Depois de acusar a Anvisa de ter algum interesse escuso na aprovação da vacina contra a Covid-19 para crianças de 5 a 11 anos, e ser cobrado pelo presidente da autarquia, Antonio Barra Torres, a mostrar provas de acusações, o presidente Jair Bolsonaro (PL) amenizou o tom e disse que o tema não é motivo…

Depois de acusar a Anvisa de ter algum interesse escuso na aprovação da vacina contra a Covid-19 para crianças de 5 a 11 anos, e ser cobrado pelo presidente da autarquia, Antonio Barra Torres, a mostrar provas de acusações, o presidente Jair Bolsonaro (PL) amenizou o tom e disse que o tema não é motivo para “intriga” ou “afastamento” entre eles e nem com a população brasileira.

Na carta, o presidente da Anvisa lembrou ao presidente Bolsonaro que eles “têm um inimigo comum a ser vencido”, sem dizer qual seria este inimigo, certamente não a Covid, menosprezada pelo presidente, deixando no ar essa pergunta sem resposta. Barra Torres, como se sabe, participou de protestos antidemocráticos com Bolsonaro, que pediam fechamento do STF e do Congresso.

A fala foi feita em entrevista à Rádio Sarandi 1310 AM, na manhã desta segunda-feira (10/1)

“O Brasil é de todos nós, para quem tomou vacina e quem não tomou. A vacina não é um ponto de intriga e de afastamento entre eu e a população brasileira. Fizemos a nossa parte e isso tá em voga ainda.

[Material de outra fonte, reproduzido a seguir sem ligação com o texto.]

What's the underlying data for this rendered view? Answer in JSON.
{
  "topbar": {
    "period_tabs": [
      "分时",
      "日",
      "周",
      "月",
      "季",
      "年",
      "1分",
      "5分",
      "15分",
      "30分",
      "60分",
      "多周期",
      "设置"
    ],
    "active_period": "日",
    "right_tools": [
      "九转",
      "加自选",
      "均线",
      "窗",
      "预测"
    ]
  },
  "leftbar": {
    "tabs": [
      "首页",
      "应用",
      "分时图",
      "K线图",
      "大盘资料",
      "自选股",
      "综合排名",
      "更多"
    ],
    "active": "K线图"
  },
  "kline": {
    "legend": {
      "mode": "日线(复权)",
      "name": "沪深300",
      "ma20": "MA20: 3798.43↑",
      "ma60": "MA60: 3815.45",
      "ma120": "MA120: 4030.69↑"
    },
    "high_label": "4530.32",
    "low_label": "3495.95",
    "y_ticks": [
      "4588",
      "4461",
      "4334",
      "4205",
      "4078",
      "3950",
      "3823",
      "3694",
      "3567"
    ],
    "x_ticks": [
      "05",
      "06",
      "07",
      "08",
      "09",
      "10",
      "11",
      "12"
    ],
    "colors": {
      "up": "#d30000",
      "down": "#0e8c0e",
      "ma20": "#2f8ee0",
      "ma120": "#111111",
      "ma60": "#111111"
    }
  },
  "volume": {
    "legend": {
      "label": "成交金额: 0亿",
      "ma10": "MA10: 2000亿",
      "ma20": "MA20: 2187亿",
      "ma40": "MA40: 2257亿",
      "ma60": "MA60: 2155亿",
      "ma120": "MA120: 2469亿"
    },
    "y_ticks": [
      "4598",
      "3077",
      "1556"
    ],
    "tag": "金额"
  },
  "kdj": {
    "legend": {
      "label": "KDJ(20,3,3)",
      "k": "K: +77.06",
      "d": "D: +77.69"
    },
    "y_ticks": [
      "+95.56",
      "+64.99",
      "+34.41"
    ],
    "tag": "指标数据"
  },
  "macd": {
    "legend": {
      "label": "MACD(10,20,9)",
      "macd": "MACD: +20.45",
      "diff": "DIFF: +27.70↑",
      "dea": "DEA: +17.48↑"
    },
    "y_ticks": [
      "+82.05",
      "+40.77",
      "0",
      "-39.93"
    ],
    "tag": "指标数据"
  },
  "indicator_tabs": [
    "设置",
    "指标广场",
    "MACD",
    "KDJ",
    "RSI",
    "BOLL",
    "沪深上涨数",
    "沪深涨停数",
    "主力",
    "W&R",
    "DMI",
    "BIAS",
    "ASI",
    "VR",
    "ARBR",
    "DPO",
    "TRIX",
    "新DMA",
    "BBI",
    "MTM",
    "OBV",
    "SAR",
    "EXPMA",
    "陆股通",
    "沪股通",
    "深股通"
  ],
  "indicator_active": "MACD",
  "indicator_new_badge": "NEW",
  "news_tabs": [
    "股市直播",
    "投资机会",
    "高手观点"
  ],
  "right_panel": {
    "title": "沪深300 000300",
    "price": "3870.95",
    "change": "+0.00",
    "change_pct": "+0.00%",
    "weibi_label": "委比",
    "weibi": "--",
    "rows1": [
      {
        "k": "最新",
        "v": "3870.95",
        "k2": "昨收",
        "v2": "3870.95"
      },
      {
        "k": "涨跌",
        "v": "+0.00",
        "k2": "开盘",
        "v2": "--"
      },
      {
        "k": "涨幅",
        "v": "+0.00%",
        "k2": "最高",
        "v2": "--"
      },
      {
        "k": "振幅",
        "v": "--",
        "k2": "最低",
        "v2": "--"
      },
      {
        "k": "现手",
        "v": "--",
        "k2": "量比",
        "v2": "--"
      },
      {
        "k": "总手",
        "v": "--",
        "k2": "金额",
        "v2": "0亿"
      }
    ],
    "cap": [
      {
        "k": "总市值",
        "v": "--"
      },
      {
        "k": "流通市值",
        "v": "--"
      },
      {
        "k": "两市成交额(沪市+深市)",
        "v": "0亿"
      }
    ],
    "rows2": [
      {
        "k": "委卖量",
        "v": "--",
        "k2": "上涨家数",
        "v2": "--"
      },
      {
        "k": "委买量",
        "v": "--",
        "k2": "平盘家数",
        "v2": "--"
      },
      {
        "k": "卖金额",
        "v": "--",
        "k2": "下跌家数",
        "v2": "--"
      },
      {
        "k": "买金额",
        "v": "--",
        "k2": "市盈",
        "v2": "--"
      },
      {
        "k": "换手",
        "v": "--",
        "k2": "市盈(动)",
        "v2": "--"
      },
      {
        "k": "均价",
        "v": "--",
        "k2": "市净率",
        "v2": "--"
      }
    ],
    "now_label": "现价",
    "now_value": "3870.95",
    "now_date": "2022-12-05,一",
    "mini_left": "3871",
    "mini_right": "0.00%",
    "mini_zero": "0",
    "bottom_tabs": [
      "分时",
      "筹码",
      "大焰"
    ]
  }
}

Muitas campanhas por aí nesse sentido. Temos agora o problema da vacinação de crianças de 5 a 11 anos de idade, onde já dei minha opinião, né. Eu não vou vacinar minha filha e se você quiser vacinar seu filho, é um direito teu”, disse o mandatário.

Citando um suposto estudo do Rio Grande do Sul, Bolsonaro voltou a colocar em dúvida a eficácia do imunizante e a dizer, sem provas, que os menores de idade não morreram nem morrem em razão do vírus.